The harpoon tip breaks off
as do fingers
the promise
us too—writing
mends us.
Imperfectly another
form
is linked to what collapsed.
They are fused
to make a circus
from an error
an island
uninhabited because
another
in us
refuses to follow orders.
There is pressure
in the instant when
all is alive and intact:
the tongue of one cavity
in another
not so secret, but
closed—
The hole where the rain
won’t weaken
the wick
sign of a body that was once
whole
in some place—
this is more
and less than the shell
without the insect
now within—the uterus
where those lost at birth
await
under pressure
now
all is broken—we barely feel
the syntax
new, archaic
that we will write.

Notes

  1. My choice to translate the word as such points to the poet’s double meaning of the word “exploração” as both an exploration or an investigation and a word associated with mineral extraction.
  2. Edimilson de Almeida Pereira, O som vertebrado (José Olympio, 2022), 168; “A impressão da primera edição deste livro foi realizada em setembro de dois mil e vinte dois, mais de quatrocentos anos após as primeiras escavações na terra que hoje chamamos de Minas Gerais. O som desse trabalho de exploração pode ainda ser ouvida entre solo, animais, construções e pessoas. Esta obra é uma dessas reverberações. Também consequência desses sons são as criações do poeta, compositor, músico e multi-instrumentalista Milton Nascimento, a quem este livro é dedicado, no ano de seu octogésimo aniversário.”
  3. Ailton Krenak’s Futuro Ancestral references this disaster directly and was recently translated into English as Ancestral Future by Alex Brostoff and Jamille Pinheiro Dias (Polity Press, 2024).
  4. See his work Entre Orfe(x)u e Exunouveau: análise de uma estética de base afrodiaspórica na literatura brasileira [Between Orphe(x)us and Exunouveau: An analysis of Afro-diasporic aesthetics in Brazilian literature] (Fósforo Editora, 2022). It has not been translated into English.
  5. I thank Nayla Ramalho and Lara Bourdin for this insight.

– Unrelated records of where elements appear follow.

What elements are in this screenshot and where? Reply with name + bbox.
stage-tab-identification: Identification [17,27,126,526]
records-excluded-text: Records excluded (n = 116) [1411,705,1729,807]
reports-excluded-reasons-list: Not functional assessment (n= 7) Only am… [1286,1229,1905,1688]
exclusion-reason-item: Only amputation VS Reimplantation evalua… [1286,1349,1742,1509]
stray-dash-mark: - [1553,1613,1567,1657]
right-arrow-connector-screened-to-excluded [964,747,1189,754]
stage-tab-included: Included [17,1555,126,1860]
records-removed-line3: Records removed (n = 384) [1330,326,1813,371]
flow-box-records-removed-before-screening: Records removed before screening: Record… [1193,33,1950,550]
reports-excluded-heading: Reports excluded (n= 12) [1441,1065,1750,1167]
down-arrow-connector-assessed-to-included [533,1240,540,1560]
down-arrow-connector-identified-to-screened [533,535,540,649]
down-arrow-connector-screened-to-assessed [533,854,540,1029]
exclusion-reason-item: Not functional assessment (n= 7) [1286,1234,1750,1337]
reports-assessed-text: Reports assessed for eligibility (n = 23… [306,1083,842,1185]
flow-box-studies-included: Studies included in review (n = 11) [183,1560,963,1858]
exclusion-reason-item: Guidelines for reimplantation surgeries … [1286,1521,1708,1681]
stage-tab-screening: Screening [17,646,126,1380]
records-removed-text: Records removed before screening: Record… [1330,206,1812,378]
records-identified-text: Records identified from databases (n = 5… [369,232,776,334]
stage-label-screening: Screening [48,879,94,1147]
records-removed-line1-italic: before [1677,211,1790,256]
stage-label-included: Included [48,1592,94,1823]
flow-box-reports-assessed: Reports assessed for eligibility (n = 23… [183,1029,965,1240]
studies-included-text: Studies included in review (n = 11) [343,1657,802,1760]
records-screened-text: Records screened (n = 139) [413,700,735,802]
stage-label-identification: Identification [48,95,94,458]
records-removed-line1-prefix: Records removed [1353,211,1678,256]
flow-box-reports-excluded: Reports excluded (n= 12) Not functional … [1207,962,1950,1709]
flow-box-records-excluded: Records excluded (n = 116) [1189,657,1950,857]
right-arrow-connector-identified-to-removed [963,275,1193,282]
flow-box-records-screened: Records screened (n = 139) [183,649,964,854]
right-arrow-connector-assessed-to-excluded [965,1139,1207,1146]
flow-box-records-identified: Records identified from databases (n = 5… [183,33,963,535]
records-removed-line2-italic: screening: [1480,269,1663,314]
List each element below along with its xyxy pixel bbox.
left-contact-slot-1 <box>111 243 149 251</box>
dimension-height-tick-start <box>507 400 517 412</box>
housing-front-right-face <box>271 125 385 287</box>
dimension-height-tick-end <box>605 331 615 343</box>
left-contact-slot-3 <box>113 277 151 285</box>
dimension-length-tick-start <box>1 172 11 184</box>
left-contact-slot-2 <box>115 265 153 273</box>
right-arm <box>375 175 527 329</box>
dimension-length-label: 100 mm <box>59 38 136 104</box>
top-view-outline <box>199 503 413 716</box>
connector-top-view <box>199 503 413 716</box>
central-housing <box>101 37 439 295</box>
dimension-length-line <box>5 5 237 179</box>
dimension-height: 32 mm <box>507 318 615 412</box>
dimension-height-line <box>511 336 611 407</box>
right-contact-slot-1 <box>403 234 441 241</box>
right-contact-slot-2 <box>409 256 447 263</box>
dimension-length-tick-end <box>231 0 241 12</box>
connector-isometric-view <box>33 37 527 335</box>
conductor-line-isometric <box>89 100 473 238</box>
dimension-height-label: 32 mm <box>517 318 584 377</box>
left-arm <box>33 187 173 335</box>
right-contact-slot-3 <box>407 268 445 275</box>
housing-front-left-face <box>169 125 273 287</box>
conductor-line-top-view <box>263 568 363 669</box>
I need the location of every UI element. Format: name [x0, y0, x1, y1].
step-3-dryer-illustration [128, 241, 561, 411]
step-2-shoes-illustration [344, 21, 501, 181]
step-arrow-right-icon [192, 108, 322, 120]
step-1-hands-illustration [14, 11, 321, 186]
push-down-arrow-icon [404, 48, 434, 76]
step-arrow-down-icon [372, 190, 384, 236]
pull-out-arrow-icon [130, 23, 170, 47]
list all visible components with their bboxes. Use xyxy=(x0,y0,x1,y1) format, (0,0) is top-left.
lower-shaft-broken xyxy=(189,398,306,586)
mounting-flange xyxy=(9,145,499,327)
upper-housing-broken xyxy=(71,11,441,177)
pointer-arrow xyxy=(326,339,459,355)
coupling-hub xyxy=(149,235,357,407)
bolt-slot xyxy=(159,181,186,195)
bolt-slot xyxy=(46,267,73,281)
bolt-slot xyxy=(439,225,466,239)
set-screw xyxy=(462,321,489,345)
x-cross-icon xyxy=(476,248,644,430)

Edimilson de Almeida Pereira is an acclaimed poet, novelist, anthropologist, literary critic, and professor of Portuguese and African Literatures at the Federal University of Juiz de Fora, Minas Gerais. As a researcher of Afro-Brazilian performances, cosmologies, and oral literatures, Pereira has published extensively. Some of his most recent literary publications include Poesia+: (antologia 1985–2019) (Editora 34, 2019), Um corpo à deriva (Macondo, 2020), O ausente (Relicário, 2020), and Front (Nós, 2020), which won the São Paulo Prize for Literature.

Jane Kassavin is a Dornsife Postdoctoral Fellow at the University of Southern California. She holds a PhD in Comparative Studies in Literature and Culture and a Graduate Certificate in Translation Studies from the same institution. She was also a 2022–2023 Fulbright-Hays Doctoral Dissertation Abroad Fellow at the University of São Paulo and the State University of Campinas. Her writing and translations have been published or are forthcoming in the Journal of Latin American Cultural Studies, Latin American Literary Review, and Comparative Literature. Her research focuses on the meetings between Black and Indigenous theories and practices of sound, voice, and performance in modern and contemporary Latin American poetry.